Under section 9, the government may designate an authority whether existing or to be constituted which shall create, maintain and operate an online database for information on deposit takers operating in India. As per section 10 of the ordinance, existing and new deposit takers shall intimate the designated authorities about its business in such form and manner as applicable from time to time as prescribed and if the competent authority has a reason to believe that the deposits are being accepted pursuant to an Unregulated Deposit Scheme, it may direct deposit taker to furnish documents/statements as it considers necessary relating to or connected with the deposit.

The ordinance provides for punishment ranging from 1 year to 10 years and fine ranging from Rs. 2 lakh to Rs.10 lakh in case of non-compliance. The ordinance provides for attachment of properties or assets and subsequent realisation of assets for repayment to depositors. Depositors’ have priority to all other debts and all revenues, taxes, cesses and other rates payable to the appropriate Government or the local authority at the time of insolvency.


As per the literal reading of ordinance, it seems that unless the amount received by way of advance or loan is falling under the exclusions of definition of “Deposit”, then the same is subject compliances prescribed under the ordinance. As can be seen from the preamble to ordinance, the intention of the legislature is to provide for a comprehensive mechanism to ban the unregulated deposit schemes to protect the interest of depositors.
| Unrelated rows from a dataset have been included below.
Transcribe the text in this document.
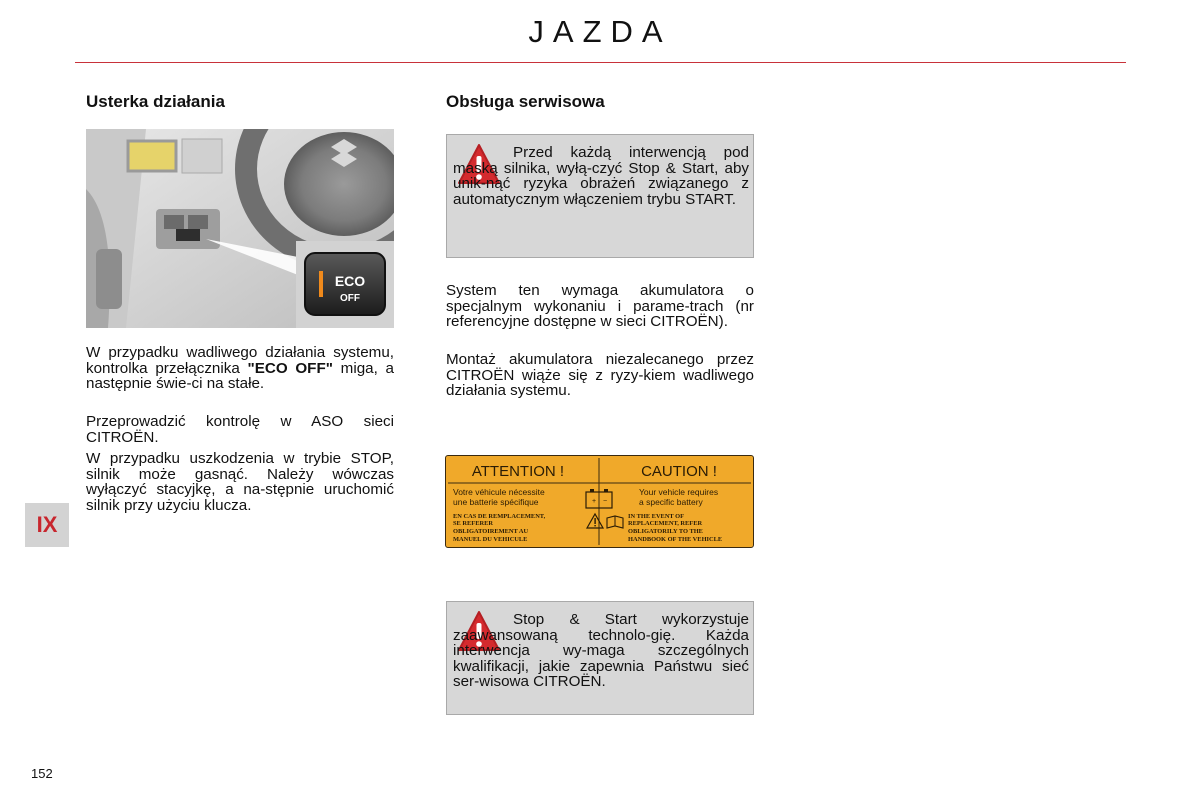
JAZDA
Usterka działania
ECO
OFF

W przypadku wadliwego działania systemu, kontrolka przełącznika "ECO OFF" miga, a następnie świe-ci na stałe.

Przeprowadzić kontrolę w ASO sieci CITROËN.

W przypadku uszkodzenia w trybie STOP, silnik może gasnąć. Należy wówczas wyłączyć stacyjkę, a na-stępnie uruchomić silnik przy użyciu klucza.

Obsługa serwisowa
Przed każdą interwencją pod maską silnika, wyłą-czyć Stop & Start, aby unik-nąć ryzyka obrażeń związanego z automatycznym włączeniem trybu START.

System ten wymaga akumulatora o specjalnym wykonaniu i parame-trach (nr referencyjne dostępne w sieci CITROËN).

Montaż akumulatora niezalecanego przez CITROËN wiąże się z ryzy-kiem wadliwego działania systemu.

ATTENTION !	CAUTION !
Votre véhicule nécessite
une batterie spécifique
Your vehicle requires
a specific battery
+ −
EN CAS DE REMPLACEMENT,
SE REFERER
OBLIGATOIREMENT AU
MANUEL DU VEHICULE
IN THE EVENT OF
REPLACEMENT, REFER
OBLIGATORILY TO THE
HANDBOOK OF THE VEHICLE
Stop & Start wykorzystuje zaawansowaną technolo-gię. Każda interwencja wy-maga szczególnych kwalifikacji, jakie zapewnia Państwu sieć ser-wisowa CITROËN.
IX
152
It seems that routine business transactions of accepting unsecured loan should be out of ambit of the law. The ordinance further gives power to the Government to exempt further schemes by notification and one can expect some relief/clarity through notification when final rules are published. Many representations are expected to happen in coming days and it is expected that Government will come up with clarifications in the form of FAQ soon.